Roth dismisses Rice's letter and much of the grief he got from what appeared to be the rank-and-file as the venting of a few "dyspeptic" cops. "There's about 20 guys, tops, who are just bitter, sad cases and have antipathy for the Board of Police Commissioners that has nothing to do with who's on the board," says Roth. "They think we're like the guys in Monopoly, sitting in the backroom with our spats and top hats, smoking cigars, trying to think up new ways to screw police officers. It's pitiful and not widely shared."
Such demonizing of the board falls into what Roth describes as the "comic book" interpretation of reality. "Many of the players, including some journalists, prefer this kind of comic-book version of life," says Roth. "It's two-dimensional; there's no nuance at all. There's no interest in understanding the complexity that goes into many things. They just want to splash and trash."
Complexity has its own hazards, as Roth found out. One member of the political cognoscenti gives Roth points for trying to take on problems but adds, "Unfortunately, some of these problems aren't solvable." Tackling the residency requirement is like jumping on a live grenade -- noble, but you just get blown up. City residents, already enduring or enjoying life in the city, don't want to let police live in the 'burbs. Roth's proposal was to let police with 20 years on the force live outside the city limits. Not only did that idea go nowhere, it irritated the uniformed officers who want the option earlier in their careers, when their children are school age.
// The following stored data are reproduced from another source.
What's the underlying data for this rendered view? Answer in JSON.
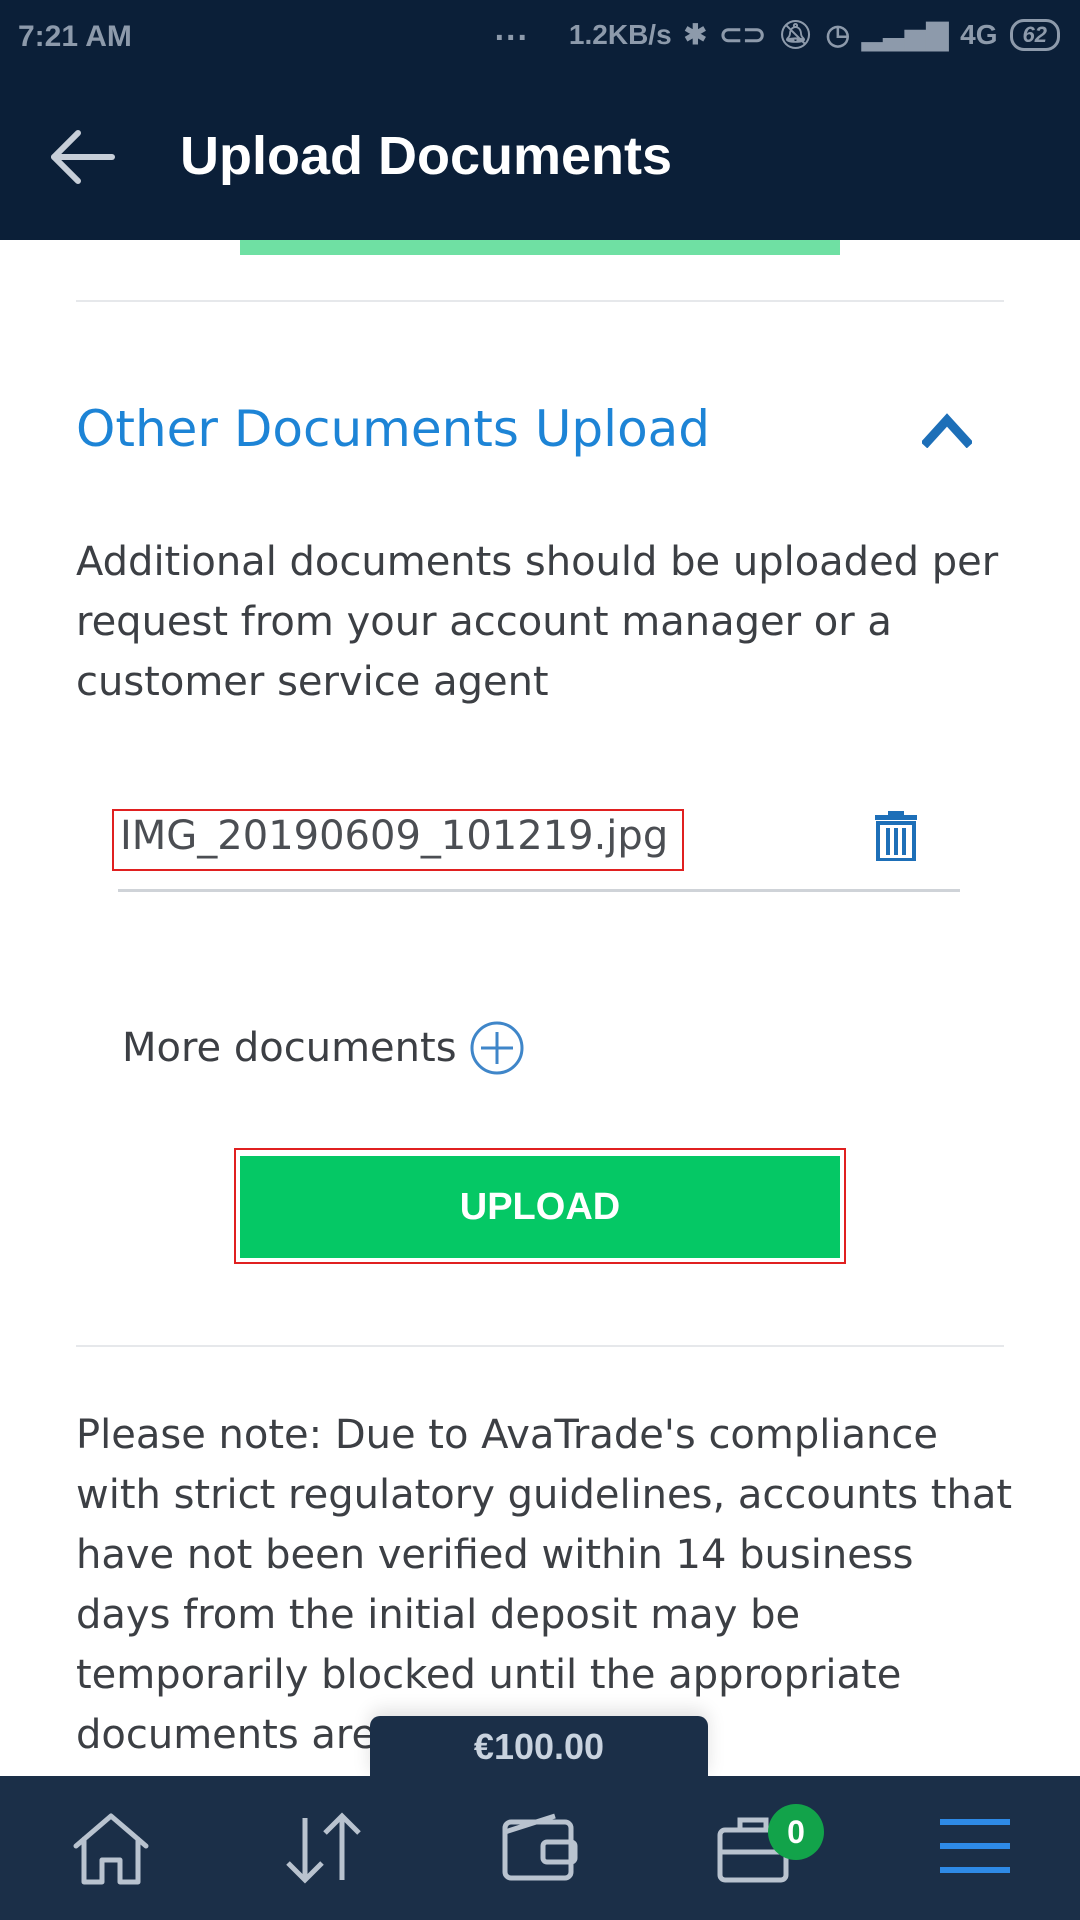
{
  "status_bar": {
    "time": "7:21 AM",
    "more": "...",
    "speed": "1.2KB/s",
    "network": "4G",
    "battery": "62",
    "icons": [
      "bluetooth-icon",
      "toggle-icon",
      "mute-icon",
      "alarm-icon",
      "signal-icon"
    ]
  },
  "header": {
    "title": "Upload Documents",
    "back_icon": "back-arrow-icon"
  },
  "section": {
    "title": "Other Documents Upload",
    "description": "Additional documents should be uploaded per request from your account manager or a customer service agent"
  },
  "file": {
    "name": "IMG_20190609_101219.jpg"
  },
  "more_documents_label": "More documents",
  "upload_label": "UPLOAD",
  "note": "Please note: Due to AvaTrade's compliance with strict regulatory guidelines, accounts that have not been verified within 14 business days from the initial deposit may be temporarily blocked until the appropriate documents are supplied.",
  "balance": "€100.00",
  "bottom_nav": {
    "items": [
      "home-icon",
      "transfer-icon",
      "wallet-icon",
      "briefcase-icon",
      "menu-icon"
    ],
    "briefcase_badge": "0"
  },
  "colors": {
    "header_bg": "#0b1f38",
    "accent_blue": "#1d84d6",
    "upload_green": "#05c865",
    "nav_bg": "#1b2f48",
    "badge_green": "#12a34a"
  }
}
The other high-profile flashpoint flared earlier this year, when Roth went public with the need for regional financial support of the St. Louis Police Department. The department's $120 million budget takes up roughly a third of the city's revenues. Roth calmly predicts that in about five years will come a "reckoning" about the city's ability to field a major metropolitan police department: "That's why I got out there this spring, putting the word out that the region has some time to work it out, but if it doesn't find a way regionally to fund public safety, there are going to be some real problems."
Roth may sound like a Cassandra, but he's right: The city's revenues grow by 1 to 3 percent each year. He says that's not enough to keep up with the needs of a police force that does the "heavy lifting" for the metro area. "The city is the center of gravity, for better or for worse," says Roth. "The region has decided it wants to concentrate its poor people -- and, hence, people less stable and more prone to crime and disorder -- in the city of St. Louis. You can't put that challenge before a municipality without helping to assume the cost of public safety. It's pay now or pay later."
Surely the department's getting federal money last week to start patrolling public housing projects shows what's ahead. But Roth's idea went over like a fart in church. No followed his lead. Roth found out that in this comic-book town, there is no Superman. Now he'll see what it's like to be Clark Kent.